I genuinely hope this puts a bow on the whole situation, and the US never needs to lift a finger to change this.
SAME.
I just explicitly and powerfully do not want a nuclear Iran - or any new nuclear country that has even a chance in hell of using them.
Sovereign states have the right to develop nuclear weapons, if they so choose, and invading them for doing so would be a violation of international law. Many of the next countries to develop nuclear weapons will likely be US allies (Saudi Arabia, South Korea, Japan, perhaps Taiwan and Poland; contrast with of course Iran and perhaps Belarus). That's part of why stopping a Chinese invasion is so crucial to US defensive strategy, as a successful Chinese invasion of Taiwan dramatically increases the odds of nuclear proliferation.
On the one hand, I understand the desire to limit nuclear proliferation. On the other hand, I think that the nuclear asymmetry arguably makes the world more unstable and more prone to violence.
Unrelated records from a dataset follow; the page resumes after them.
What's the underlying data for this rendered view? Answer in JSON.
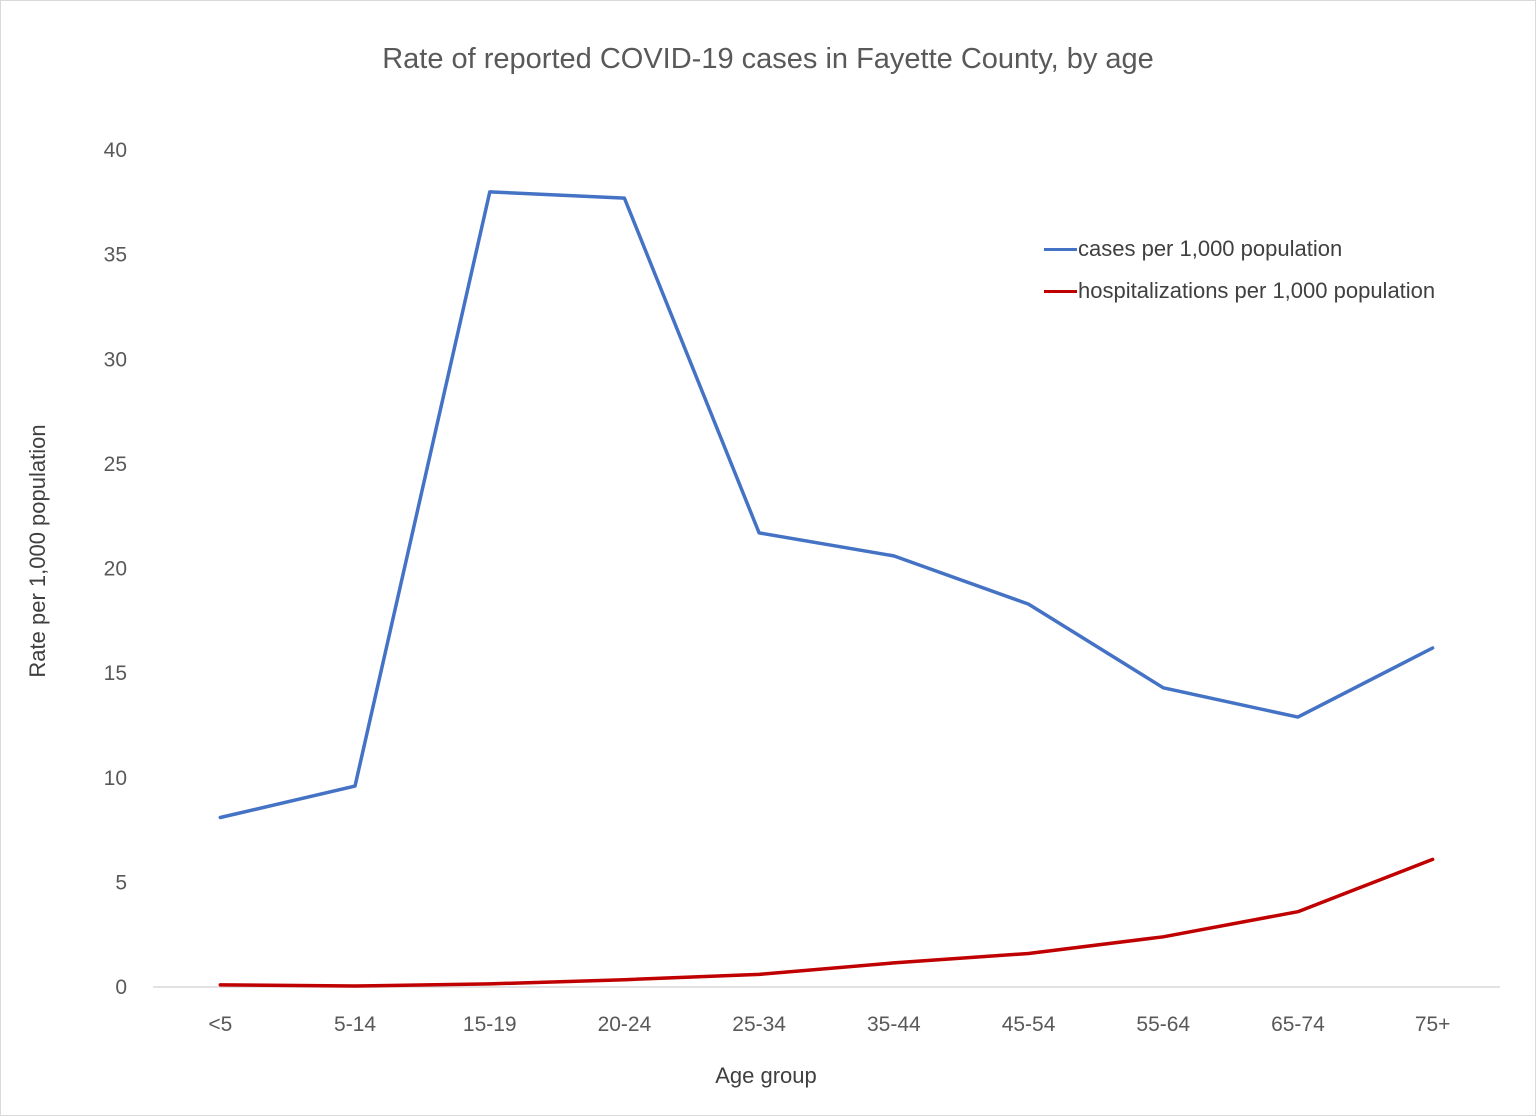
{
  "chart_data": {
    "type": "line",
    "title": "Rate of reported COVID-19 cases in Fayette County, by age",
    "xlabel": "Age group",
    "ylabel": "Rate per 1,000 population",
    "categories": [
      "<5",
      "5-14",
      "15-19",
      "20-24",
      "25-34",
      "35-44",
      "45-54",
      "55-64",
      "65-74",
      "75+"
    ],
    "ylim": [
      0,
      40
    ],
    "yticks": [
      "0",
      "5",
      "10",
      "15",
      "20",
      "25",
      "30",
      "35",
      "40"
    ],
    "grid": false,
    "legend_position": "top-right",
    "series": [
      {
        "name": "cases per 1,000 population",
        "color": "#4472c4",
        "values": [
          8.1,
          9.6,
          38.0,
          37.7,
          21.7,
          20.6,
          18.3,
          14.3,
          12.9,
          16.2
        ]
      },
      {
        "name": "hospitalizations per 1,000 population",
        "color": "#c00000",
        "values": [
          0.1,
          0.05,
          0.15,
          0.35,
          0.6,
          1.15,
          1.6,
          2.4,
          3.6,
          6.1
        ]
      }
    ]
  }
}
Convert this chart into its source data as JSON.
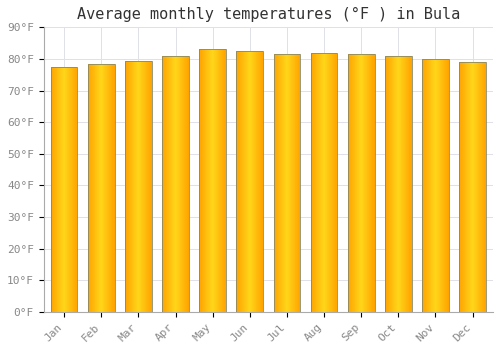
{
  "title": "Average monthly temperatures (°F ) in Bula",
  "months": [
    "Jan",
    "Feb",
    "Mar",
    "Apr",
    "May",
    "Jun",
    "Jul",
    "Aug",
    "Sep",
    "Oct",
    "Nov",
    "Dec"
  ],
  "values": [
    77.5,
    78.5,
    79.5,
    81.0,
    83.0,
    82.5,
    81.5,
    82.0,
    81.5,
    81.0,
    80.0,
    79.0
  ],
  "bar_color_center": "#FFD740",
  "bar_color_edge": "#F5A623",
  "bar_outline_color": "#888866",
  "background_color": "#FFFFFF",
  "plot_bg_color": "#FFFFFF",
  "ylim": [
    0,
    90
  ],
  "yticks": [
    0,
    10,
    20,
    30,
    40,
    50,
    60,
    70,
    80,
    90
  ],
  "ytick_labels": [
    "0°F",
    "10°F",
    "20°F",
    "30°F",
    "40°F",
    "50°F",
    "60°F",
    "70°F",
    "80°F",
    "90°F"
  ],
  "grid_color": "#E0E0E8",
  "title_fontsize": 11,
  "tick_fontsize": 8,
  "tick_color": "#888888",
  "spine_color": "#AAAAAA",
  "bar_width": 0.72
}
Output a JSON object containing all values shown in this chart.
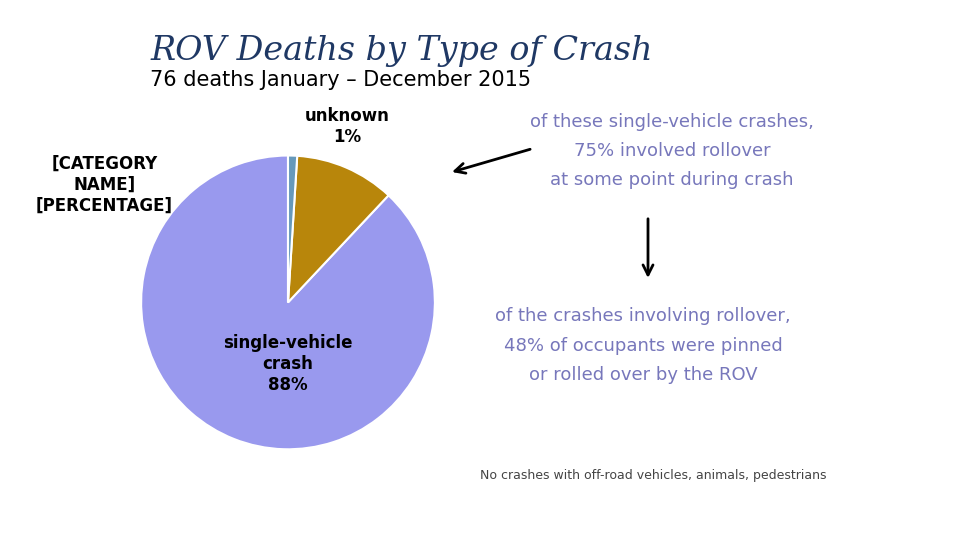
{
  "title": "ROV Deaths by Type of Crash",
  "subtitle": "76 deaths January – December 2015",
  "title_color": "#1F3864",
  "title_fontsize": 24,
  "subtitle_fontsize": 15,
  "slices": [
    88,
    11,
    1
  ],
  "slice_colors": [
    "#9999EE",
    "#B8860B",
    "#6699BB"
  ],
  "label_sv": "single-vehicle\ncrash\n88%",
  "label_cat": "[CATEGORY\nNAME]\n[PERCENTAGE]",
  "label_unk": "unknown\n1%",
  "label_fontsize": 12,
  "annotation1_text": "of these single-vehicle crashes,\n75% involved rollover\nat some point during crash",
  "annotation2_text": "of the crashes involving rollover,\n48% of occupants were pinned\nor rolled over by the ROV",
  "annotation_color": "#7777BB",
  "annotation_fontsize": 13,
  "footnote": "No crashes with off-road vehicles, animals, pedestrians",
  "footnote_fontsize": 9,
  "footnote_color": "#444444",
  "bg_color": "#FFFFFF",
  "bar_color": "#999999",
  "startangle": 90
}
Because nuclear weapons are, though not a magical item, a potent deterrent, the best method to prevent other countries from getting them might be to explicitly carve up the world into nuclear power blocs (US, Russia, China, India) and give the nuclear sovereigns explicit hegemony and dominion over the other nation-states. The nuclear sovereigns could agree to use their nuclear weapons against any country that attempted to develop or field any independent nuclear capability. They might even be able to develop a shared nuclear monitoring and weapons sharing framework that could gradually grow in time into the true planetary sovereign, the single nuclear monopower.
This would of course be a complete overturn of the post-WW2 global order, but under that current system unilaterally invading countries that decide to develop nuclear weapons is illegal. Doing so would freeze the number of nuclear powers at their current levels (and possibly reduce them), at the price of the destruction of the sovereignty of most nations on Earth – but you seem quite comfortable to ignore national sovereignty if weapons of mass destruction are in play.
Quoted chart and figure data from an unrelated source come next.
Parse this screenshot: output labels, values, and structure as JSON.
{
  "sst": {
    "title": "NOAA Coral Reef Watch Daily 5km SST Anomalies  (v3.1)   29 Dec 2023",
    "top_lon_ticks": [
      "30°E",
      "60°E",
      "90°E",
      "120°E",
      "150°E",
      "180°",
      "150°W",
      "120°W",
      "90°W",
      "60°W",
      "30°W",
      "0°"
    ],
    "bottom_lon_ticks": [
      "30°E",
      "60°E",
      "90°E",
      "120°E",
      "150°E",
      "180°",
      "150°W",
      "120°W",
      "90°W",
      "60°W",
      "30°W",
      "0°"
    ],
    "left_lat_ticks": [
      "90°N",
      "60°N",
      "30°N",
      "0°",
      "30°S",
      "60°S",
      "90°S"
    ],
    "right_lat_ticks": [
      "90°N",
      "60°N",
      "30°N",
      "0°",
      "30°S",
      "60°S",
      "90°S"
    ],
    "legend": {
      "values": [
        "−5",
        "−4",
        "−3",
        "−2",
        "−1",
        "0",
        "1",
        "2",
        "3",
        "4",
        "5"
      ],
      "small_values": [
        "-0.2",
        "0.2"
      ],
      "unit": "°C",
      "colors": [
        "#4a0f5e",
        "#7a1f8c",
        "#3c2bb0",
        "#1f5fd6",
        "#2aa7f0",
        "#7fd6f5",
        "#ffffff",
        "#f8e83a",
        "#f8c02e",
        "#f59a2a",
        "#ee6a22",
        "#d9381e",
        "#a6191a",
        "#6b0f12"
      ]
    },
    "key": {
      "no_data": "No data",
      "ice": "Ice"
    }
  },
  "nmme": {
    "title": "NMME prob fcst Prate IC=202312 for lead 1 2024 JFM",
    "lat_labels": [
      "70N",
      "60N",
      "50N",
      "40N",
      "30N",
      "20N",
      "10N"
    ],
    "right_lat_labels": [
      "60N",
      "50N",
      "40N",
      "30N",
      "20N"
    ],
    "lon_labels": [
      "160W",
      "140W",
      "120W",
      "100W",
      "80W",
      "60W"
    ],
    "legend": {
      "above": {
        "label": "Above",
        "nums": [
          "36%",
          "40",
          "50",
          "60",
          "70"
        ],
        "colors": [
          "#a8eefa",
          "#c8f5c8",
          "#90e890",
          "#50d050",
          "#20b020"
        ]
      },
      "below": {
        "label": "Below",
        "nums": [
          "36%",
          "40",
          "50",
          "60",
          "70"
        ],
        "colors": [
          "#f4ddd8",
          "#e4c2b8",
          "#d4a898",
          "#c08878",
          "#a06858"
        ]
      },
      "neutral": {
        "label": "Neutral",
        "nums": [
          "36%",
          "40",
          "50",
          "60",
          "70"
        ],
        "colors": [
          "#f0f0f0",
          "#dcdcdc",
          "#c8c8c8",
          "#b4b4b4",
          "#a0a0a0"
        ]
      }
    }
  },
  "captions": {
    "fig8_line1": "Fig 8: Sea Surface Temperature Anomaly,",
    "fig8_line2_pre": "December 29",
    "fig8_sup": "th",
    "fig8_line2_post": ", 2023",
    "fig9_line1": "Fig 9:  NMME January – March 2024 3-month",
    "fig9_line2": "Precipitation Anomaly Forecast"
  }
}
Otherwise, if the United States wants to ensure a nuclear-proliferation-free Earth (I am not sure this is actually a good idea, but running with your goal here for a moment), it is presumably on the hook to (illegally) invade and de-nuclearize any country, which means that it is in the national interest of countries like China and Russia to proliferate nuclear weapons programs to hostile states, forcing the United States to bear the costs of intervention. (Of course the United States can play the same game, but doing so risks...proliferating the weapons!)
This was really beautiful, and actually inadvertently addressed something I was writing in a different comment to you (started on my computer, left the apartment, will finish later).
Great stuff! Now to find something to have faith in...
Crystal Society by Raelifin is one of the only ones with an interesting concept that has come out of an actual EY or EY-adjacent community, though the quality drops off hugely after the first half of the first book to be honest. Its first half is extremely good though - its POV character is an unaligned AI attempting to break out of an AI-box, and it's very gripping. I did DNF the book though since quality decreases steadily after the AI gains escape.
For general hard sci-fi that actually fits the ratfic category, I would recommend Peter Watts - Blindsight (probably my favourite book ever) and Greg Egan - Permutation City as good recommendations that won't fail you. Maybe check out some of their short stories as well - I really like Peter Watts' The Island, as well as Greg Egan's Reasons To Be Cheerful.